Taiwan and the United States signed a memorandum of cooperation on maritime patrol last Friday (26), and on the same day China sent 20 PLA planes to disturb Taiwan.
The Financial Times reported that the Biden Administration‘s growing unease with China coincided with a warning issued by current Indo-Pacific commander Philip Davidson at a Senate hearing recently. Davidson said earlier that China’s People’s Liberation Army may attack Taiwan “within the next six years”.
John Aquilino, who will soon take over as the U.S. Army’s Indo-Pacific commander, told members of the U.S. Senate that a Chinese attack on Taiwan is more imminent than many people understand. Aquilino said China’s aggressive actions on the India-China border conflict show signs of increasing recklessness.

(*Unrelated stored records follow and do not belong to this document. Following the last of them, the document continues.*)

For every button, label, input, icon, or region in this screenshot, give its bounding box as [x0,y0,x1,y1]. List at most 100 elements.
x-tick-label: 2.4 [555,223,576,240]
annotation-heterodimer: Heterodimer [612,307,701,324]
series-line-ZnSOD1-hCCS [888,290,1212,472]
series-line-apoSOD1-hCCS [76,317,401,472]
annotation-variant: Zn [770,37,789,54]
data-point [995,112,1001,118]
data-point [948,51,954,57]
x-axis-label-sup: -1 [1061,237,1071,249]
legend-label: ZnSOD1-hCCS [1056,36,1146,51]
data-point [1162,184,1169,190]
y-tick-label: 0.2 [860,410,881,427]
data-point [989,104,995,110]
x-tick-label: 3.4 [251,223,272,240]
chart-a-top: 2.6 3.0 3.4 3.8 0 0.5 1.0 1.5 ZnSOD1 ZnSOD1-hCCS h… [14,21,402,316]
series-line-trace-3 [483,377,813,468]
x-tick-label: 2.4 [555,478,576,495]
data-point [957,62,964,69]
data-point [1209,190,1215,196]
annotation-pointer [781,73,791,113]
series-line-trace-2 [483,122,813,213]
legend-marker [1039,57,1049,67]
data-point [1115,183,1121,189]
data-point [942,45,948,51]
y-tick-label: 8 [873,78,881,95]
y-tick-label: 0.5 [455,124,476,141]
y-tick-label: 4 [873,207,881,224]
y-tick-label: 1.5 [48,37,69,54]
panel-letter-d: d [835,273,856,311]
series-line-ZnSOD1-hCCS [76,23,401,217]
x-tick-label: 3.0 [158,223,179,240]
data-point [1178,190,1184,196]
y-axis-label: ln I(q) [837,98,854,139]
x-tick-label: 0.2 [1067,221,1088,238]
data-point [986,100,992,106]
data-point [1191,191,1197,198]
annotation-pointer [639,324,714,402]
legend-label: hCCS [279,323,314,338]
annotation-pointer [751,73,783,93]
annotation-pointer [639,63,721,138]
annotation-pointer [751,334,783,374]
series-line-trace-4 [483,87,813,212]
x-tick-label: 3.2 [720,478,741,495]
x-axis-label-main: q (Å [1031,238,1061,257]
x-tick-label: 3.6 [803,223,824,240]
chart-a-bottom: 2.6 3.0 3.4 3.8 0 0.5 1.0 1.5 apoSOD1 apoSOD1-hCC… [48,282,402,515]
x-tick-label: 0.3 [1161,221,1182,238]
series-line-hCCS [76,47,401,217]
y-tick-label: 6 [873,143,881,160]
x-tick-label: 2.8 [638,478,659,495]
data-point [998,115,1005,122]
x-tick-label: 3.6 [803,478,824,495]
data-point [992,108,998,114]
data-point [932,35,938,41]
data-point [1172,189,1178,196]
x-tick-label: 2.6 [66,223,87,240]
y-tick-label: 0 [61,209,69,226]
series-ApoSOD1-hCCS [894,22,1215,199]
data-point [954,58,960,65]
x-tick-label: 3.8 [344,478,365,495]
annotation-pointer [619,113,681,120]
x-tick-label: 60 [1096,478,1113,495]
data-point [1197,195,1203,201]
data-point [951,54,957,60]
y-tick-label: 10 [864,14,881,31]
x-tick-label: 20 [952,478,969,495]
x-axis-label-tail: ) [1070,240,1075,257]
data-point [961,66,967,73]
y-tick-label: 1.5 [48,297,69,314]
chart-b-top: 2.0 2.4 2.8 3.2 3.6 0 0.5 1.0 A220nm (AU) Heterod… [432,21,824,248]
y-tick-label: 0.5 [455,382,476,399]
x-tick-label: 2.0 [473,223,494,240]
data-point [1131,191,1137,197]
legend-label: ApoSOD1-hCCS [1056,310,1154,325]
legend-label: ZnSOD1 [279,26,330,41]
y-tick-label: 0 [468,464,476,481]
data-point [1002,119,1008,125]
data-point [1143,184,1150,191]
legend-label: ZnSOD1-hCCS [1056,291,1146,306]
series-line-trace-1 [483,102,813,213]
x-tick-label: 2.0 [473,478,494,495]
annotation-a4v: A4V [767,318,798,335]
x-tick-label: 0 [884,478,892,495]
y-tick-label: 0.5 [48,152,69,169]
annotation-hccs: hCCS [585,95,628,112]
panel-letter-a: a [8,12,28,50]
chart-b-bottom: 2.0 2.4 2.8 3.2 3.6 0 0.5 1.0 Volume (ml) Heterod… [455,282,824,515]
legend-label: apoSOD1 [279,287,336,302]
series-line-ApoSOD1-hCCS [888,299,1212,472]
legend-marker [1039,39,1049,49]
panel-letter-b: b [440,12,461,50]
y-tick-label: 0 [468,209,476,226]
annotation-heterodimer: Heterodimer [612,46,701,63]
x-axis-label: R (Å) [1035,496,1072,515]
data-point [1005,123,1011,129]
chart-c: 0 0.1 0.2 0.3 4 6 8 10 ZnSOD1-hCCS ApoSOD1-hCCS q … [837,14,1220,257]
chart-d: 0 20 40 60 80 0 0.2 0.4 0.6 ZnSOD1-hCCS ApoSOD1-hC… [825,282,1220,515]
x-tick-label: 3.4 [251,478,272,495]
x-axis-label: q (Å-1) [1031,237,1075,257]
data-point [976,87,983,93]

Aquilino told the Senate Armed Services Committee, “What we’re seeing is something we didn’t anticipate.” He said Washington needs to be prepared.
Kurt Campbell, U.S. Indo-Pacific Affairs Officer, believes China’s actions in different areas are provocative, with the strongest attitude toward Taiwan. China’s actions in the South China Sea, its economic pressure on Australia, its “wolf diplomacy” with Europe, and its border conflict with India are all signs that China is showing strength in the world.
Taiwan’s national security officials have expressed concern that Xi Jinping will launch an offensive against Taiwan at two times: in 2022, when he will be confirmed as entering his third term in office, the 20th Communist Party Congress, and in 2027, when the PLA will celebrate its 100th anniversary.
Washington is concerned about the CCP’s actions against Taiwan, but senior Taiwanese officials believe that China is currently only putting further military pressure on Taiwan and shows no signs of an immediate attack.